Drugie pytanie jest, jakim fizycznym kanałem miałby embrion, lub obecne w jego tkankach molekuły-detektory, dostawać informację o porze doby, powiedzmy, jowiszowej lub marsowej? Doba słoneczna ma przynajmniej wyraźny fizyczny wskaźnik, jest nim światło dnia; chociaż problematyczny jest przecież odbiór tego światła wewnątrz ciała matki. Dób planetarnych (doby Jowisza, Saturna...) po oświetleniu się nie pozna, bo jak?

Trzeba pogodzić się z tym, że „wpływ planet” nie może polegać na znanych i typowych fizycznych oddziaływaniach ani sygnałach. Bo ani światło, czy ogólniej promieniowanie elektromagnetyczne, ani pole grawitacyjne. Tego drugiego w ogóle nie poruszam, ponieważ znikomość sił grawitacji działających od planet była wielokrotnie wytaczana jako argument przeciwko astrologii: „silniej na noworodka działa grawitacyjnie pobliska szafa niż Mars”.

Jednak jeśli zjawiska astrologiczne – jak np. to, że pierwsze lądowanie na Księżycu miało miejsce podczas ścisłej koniunkcji Jowisza i Urana; lub to, że kolejne wydania imperium Rosji, najpierw to carskie pod Mikołajem II, a potem to komunistyczne pod Gorbaczowem, upadły podczas koniunkcji Saturna i Neptuna – mają pewien stopnień realności, to jakiś rodzaj fizyki musi w tym brać udział. Coś musi się odbywać pomiędzy pozycjami i cyklami planet, a ludźmi lub ich grupami na Ziemi, co sprawia, że ludzie dziwnym trafem synchronizują swoje rozkłady jazdy z konfiguracjami planet. Pozostają przy tym zwykle kompletnie tego nieświadomi, dosłownie „nie wiedząc, co czynią”.

W astrologii przeważnie sądzimy, że winien tu jest sam czas. Bo w myśleniu („myślunku”, jakby powiedział Jacek Dukaj) astrologów czas nie jest gołym wymiarem, jak w fizyce, ale ma swoje zróżnicowane jakości. Czas jest bardziej kolorowy – lub wielowymiarowy. Pewien rodzaj czasu sprzyja np. wynalazkom i dalekim śmiałym podróżom (taki byłby czas koniunkcji Jowisza, planety rozmachu, z Uranem planetą wynalazków), inny zaś rodzaj czasu sprzyja upadaniu tyranów (podczas koniunkcji Saturna od usztywnień i Neptuna od rozpuszczania – solve – sztywnych struktur). Ale czy myśląc tak, nie zastępujemy po prostu słowa „planety” słowem „czas”? Byłaby to wtedy tylko gra terminologii.

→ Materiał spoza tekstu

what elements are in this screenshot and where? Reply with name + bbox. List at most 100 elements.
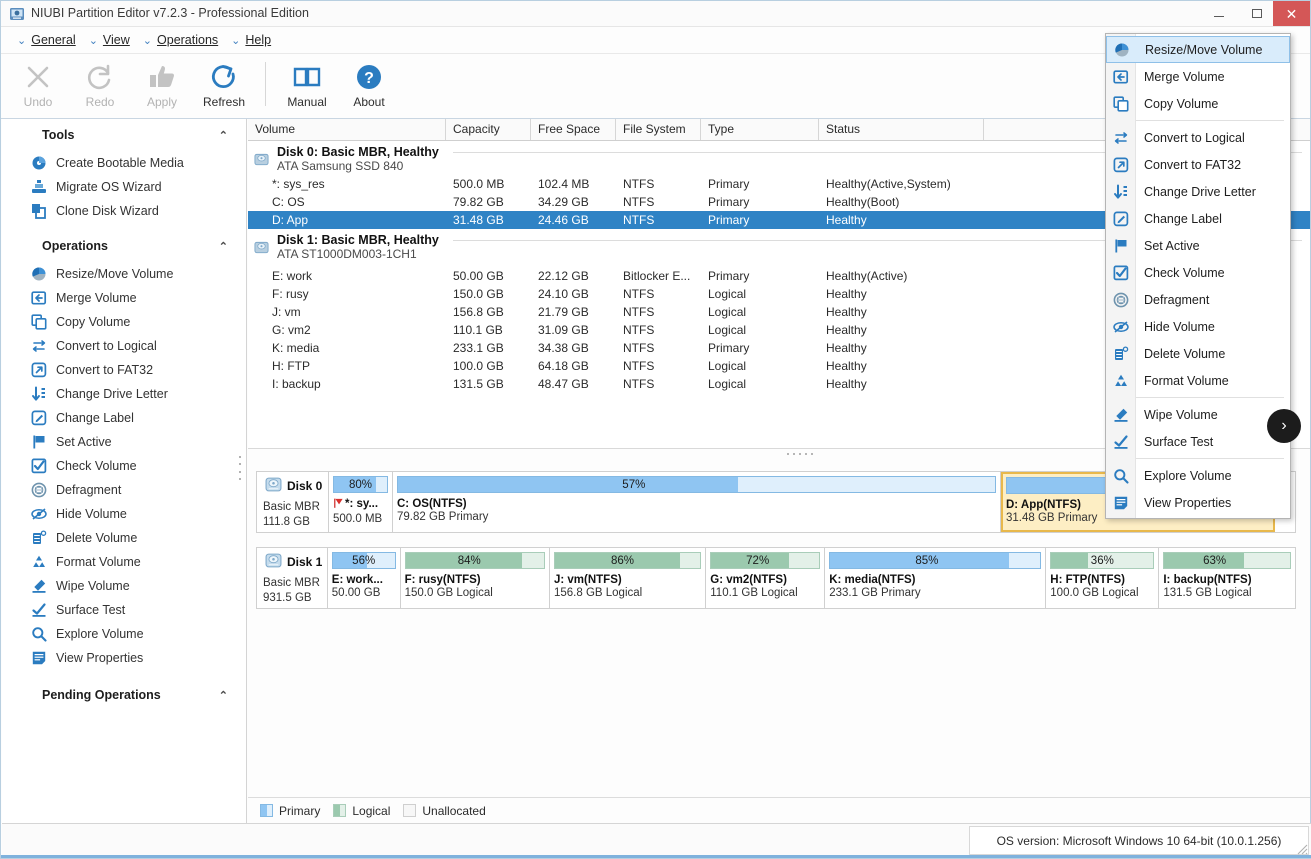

W dominującej na Zachodzie od czasu Galileusza i Kartezjusza ontologii naturalistycznej fizyka, nauka o przyrodzie, została oderwana od humanistycznych jakości. Dlatego łączenie ludzkich jakości – np. entuzjazmu do wynalazków lub woli obalenia tyranów – z fizyką, do której należą planety, brzmi obco i razi na gruncie tej ontologii. Bo jak każe wierzyć ontologiczny naturalizm, nasze qualia nie sięgają tak głęboko, na ten poziom uorganizowania świata, który bada i o którym orzeka fizyka. Nasze qualia są płytkie: to epifenomeny zaledwie. Na poziomie fizyki dzieją się rzeczy, których my nie chwytamy bezpośrednio, bo musimy mieć do nich teorię, matematykę, przyrządy i trening. Rzeczy, które bada fizyka, takie jak pola grawitacyjne i elektromagnetyczne, jak elektrony, protony i kwarki, molekuły i sieci krystaliczne – nie należą do naszego wewnętrznego świata. W naszym wewnętrznym świecie jest ciepło i chłód (a nie temperatura ani energia molekuł), są barwy (a nie fale EM lub fotony), są odczucia i uczucia, emocje, a także słowa i obrazy, i to, co z nich płynie. Wszystkie te qualia nie biorą udziału w fizyce, ta jest na zewnątrz, poza nimi.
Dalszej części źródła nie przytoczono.